La Visite de la vieille dame
La Visite de la vieille dame, de Friedrich Dürrenmatt, traduction de Laurent Muhleisen, mise en scène de Christophe Lidon
L’œuvre du neuchâtelois Dürrenmatt a toujours traqué les drôles de connivences qui relient les hommes à une culture raffinée tout autant qu’à des réflexes primitifs barbares, quand l’argent et le pouvoir s’en mêlent. L’âpreté au gain dénature l’humanité en profondeur, hantée par les préjugés sociaux et l’hypocrisie d’une morale de convenance.

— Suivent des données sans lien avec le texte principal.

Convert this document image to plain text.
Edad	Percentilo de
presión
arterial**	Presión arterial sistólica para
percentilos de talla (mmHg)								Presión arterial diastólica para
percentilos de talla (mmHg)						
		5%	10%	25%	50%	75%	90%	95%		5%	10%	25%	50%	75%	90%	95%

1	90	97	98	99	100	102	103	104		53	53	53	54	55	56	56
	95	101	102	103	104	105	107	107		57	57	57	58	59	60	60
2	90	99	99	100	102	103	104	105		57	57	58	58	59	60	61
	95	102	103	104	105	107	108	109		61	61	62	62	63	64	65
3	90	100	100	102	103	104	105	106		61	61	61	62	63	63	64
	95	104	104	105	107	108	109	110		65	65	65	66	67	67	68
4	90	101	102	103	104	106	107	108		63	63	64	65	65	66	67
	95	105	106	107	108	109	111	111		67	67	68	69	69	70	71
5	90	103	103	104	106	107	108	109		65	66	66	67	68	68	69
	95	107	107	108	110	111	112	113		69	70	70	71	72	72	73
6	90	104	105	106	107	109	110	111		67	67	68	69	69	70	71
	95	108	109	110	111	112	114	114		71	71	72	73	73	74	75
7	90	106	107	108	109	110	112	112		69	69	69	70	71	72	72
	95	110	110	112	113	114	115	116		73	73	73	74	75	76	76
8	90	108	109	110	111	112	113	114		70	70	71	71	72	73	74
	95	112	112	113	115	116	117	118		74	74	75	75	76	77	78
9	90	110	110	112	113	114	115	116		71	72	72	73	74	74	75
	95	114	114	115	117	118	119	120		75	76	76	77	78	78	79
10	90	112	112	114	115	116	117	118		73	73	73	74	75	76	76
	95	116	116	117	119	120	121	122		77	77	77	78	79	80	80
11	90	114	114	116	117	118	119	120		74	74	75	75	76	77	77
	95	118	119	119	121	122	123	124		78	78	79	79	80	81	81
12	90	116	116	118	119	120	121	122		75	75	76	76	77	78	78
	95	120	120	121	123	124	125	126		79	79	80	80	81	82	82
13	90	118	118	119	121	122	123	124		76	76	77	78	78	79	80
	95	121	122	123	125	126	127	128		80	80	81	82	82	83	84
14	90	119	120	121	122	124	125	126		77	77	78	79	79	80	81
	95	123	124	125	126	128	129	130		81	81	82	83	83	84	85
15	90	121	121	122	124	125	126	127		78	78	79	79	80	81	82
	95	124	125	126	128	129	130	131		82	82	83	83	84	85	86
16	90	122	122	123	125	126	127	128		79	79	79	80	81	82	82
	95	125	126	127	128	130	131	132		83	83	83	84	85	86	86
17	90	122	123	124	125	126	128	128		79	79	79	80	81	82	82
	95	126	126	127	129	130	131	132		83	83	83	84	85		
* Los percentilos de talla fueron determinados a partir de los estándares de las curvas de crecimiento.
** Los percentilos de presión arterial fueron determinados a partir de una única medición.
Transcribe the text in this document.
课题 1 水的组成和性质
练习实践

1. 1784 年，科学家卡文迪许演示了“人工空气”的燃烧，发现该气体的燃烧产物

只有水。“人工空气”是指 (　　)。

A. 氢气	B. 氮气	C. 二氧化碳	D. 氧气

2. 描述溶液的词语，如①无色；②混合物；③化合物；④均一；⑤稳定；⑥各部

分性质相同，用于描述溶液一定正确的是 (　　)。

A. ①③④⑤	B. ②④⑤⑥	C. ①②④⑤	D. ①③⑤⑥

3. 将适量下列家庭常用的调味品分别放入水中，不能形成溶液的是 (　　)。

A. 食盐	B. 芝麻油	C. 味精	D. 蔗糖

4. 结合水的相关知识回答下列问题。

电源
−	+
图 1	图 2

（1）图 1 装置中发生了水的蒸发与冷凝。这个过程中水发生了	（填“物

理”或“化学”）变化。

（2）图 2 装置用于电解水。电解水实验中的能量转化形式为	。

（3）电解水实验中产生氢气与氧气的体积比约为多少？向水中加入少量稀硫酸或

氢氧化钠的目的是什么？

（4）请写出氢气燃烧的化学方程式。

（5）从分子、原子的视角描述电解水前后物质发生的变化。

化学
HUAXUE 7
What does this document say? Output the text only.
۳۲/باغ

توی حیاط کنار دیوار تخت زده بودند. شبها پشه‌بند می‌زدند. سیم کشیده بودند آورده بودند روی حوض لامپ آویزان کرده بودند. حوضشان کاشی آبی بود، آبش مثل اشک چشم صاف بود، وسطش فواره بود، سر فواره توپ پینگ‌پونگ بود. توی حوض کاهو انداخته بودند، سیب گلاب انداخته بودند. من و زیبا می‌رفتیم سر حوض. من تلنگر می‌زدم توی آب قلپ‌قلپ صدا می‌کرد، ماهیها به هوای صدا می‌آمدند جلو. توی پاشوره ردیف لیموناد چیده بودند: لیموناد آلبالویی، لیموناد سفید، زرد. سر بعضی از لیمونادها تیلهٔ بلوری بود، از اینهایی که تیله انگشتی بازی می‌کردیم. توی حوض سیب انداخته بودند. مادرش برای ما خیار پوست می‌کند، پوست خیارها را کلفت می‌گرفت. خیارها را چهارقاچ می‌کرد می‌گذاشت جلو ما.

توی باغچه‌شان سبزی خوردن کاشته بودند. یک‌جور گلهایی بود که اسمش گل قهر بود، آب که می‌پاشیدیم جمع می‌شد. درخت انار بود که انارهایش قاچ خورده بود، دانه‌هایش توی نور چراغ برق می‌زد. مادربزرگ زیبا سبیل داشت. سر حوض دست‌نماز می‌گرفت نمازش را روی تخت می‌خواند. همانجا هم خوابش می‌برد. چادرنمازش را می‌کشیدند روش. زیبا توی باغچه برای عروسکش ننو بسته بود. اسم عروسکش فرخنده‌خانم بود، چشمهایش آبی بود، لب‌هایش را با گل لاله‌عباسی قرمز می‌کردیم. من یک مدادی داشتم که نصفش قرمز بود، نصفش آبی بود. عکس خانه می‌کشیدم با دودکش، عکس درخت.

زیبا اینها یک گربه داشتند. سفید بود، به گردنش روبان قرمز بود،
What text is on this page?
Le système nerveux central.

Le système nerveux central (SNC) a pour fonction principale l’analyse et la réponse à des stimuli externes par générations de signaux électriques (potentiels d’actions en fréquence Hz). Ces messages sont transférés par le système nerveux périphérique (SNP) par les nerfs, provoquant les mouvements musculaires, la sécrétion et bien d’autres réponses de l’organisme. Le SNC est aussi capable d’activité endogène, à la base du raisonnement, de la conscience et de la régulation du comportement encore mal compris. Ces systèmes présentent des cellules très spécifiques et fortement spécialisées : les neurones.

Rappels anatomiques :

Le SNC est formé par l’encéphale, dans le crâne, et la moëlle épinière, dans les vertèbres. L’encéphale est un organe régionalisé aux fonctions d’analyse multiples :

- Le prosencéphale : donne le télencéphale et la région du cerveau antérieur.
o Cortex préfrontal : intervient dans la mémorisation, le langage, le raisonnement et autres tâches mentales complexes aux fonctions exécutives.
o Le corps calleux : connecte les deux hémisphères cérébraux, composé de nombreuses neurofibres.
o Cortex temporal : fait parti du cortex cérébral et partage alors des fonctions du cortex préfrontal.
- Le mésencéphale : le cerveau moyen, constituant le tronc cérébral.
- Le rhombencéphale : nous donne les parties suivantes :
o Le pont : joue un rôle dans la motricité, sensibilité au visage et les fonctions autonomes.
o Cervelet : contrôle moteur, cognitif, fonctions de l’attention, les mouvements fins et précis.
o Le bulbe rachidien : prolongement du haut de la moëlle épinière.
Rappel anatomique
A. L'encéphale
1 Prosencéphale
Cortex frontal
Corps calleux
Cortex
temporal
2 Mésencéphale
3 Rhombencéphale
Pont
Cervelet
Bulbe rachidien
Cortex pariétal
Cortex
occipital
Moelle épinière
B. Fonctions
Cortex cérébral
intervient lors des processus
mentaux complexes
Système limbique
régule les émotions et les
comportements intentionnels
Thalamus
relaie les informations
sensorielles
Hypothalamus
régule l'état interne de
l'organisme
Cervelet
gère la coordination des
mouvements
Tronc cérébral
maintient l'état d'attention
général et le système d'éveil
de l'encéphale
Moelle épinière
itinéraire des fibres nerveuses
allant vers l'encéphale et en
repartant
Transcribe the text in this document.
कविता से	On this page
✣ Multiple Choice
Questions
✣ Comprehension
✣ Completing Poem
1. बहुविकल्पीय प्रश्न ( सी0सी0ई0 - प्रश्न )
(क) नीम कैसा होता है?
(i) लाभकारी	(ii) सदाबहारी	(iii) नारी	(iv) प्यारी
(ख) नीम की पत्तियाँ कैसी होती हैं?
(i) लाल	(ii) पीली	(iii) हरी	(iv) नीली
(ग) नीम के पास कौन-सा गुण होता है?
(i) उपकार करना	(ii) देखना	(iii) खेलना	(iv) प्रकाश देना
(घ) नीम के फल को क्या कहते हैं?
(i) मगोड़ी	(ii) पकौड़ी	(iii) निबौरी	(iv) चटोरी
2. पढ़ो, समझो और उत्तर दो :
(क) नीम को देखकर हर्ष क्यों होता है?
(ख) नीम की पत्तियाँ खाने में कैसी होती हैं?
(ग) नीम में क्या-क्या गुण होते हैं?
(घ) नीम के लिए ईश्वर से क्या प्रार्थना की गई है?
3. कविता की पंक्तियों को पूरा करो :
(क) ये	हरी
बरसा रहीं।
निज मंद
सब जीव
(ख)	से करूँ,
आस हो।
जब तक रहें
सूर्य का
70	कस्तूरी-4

Le regard aigu du dramaturge concerne la Suisse, mais c’est bien entendu comme exemple infime et parodique du monde alentour. La parabole de La Visite de la vieille dame (1956), un chef-d’œuvre de « comédie tragique » a fait le tour de l’Europe et au-delà, depuis sa province helvétique originelle.
L’héroïne controversée et fantasque de l’intrigue, Kläry Wäscher, séduite et abandonnée, revient au pays de Güllen, en milliardaire provocatrice et désenchantée, devenue Claire Zachanassian.
Le jeu de voix artificiel, à la manière d’une mécanique en marche de Danièle Lebrun, un peu trop tôt figée et caricaturale, ne varie jamais. Animée par un désir ardent de vengeance et de reconnaissance sociale qui la hante depuis sa jeunesse, elle promet la richesse aux notables du bourg, à condition que soit mis à mort le séducteur d’antan, aujourd’hui commerçant à son tour, puisqu’il a épousé une fille d’épicier – d’où la répudiation de jadis de Kläry, la jeune fille qu’elle était, de milieu trop modeste…
L’épicier est promis à revêtir l’écharpe officielle de maire car il est soutenu par tous les représentants du pouvoir et de la morale de la bourgade, le maire, le professeur, le commissaire, le médecin et le pasteur. La commune n’a plus un sou : la dame exilée qui a réussi dans les affaires, est attendue par les politiques comme le dernier recours pour les sauver de la débâcle. Et ils abandonneront leur concitoyen et se plieront, avec le temps, à tous les caprices de la dame pour obtenir la manne espérée. La satire est mordante : on a peu à attendre des hommes…
La mise en scène formelle et appuyée de Christophe Lidon suit, en bon élève, la dimension ludique de l’œuvre, son esthétique parodique, ses jeux grotesques et ses airs de cabaret. Mais elle ne pénètre pas dans le tréfonds obscur et dangereux des consciences, comme si elle restait à la porte de la violence, de la dureté et de l’iniquité d’un monde prêt à payer n’importe quel prix, quand il faut « décrocher le magot », à travers tromperies, mensonges et trahisons perpétuels.
Les pions sont bien posés sur le tapis de jeu mais les mouvements du drame, malgré une scénographie savante, ne prêtent nulle vie à ces personnages/ devenus ici fantoches, et trop imperméables à toute sensibilité et toute incertitude. Le spectacle, du coup peu vivant, se déroule pesamment jusqu’à sa fin.
Véronique Hotte
Théâtre du Vieux-Colombier. T : 01 44 39 87 00 jusqu’au 30 mars.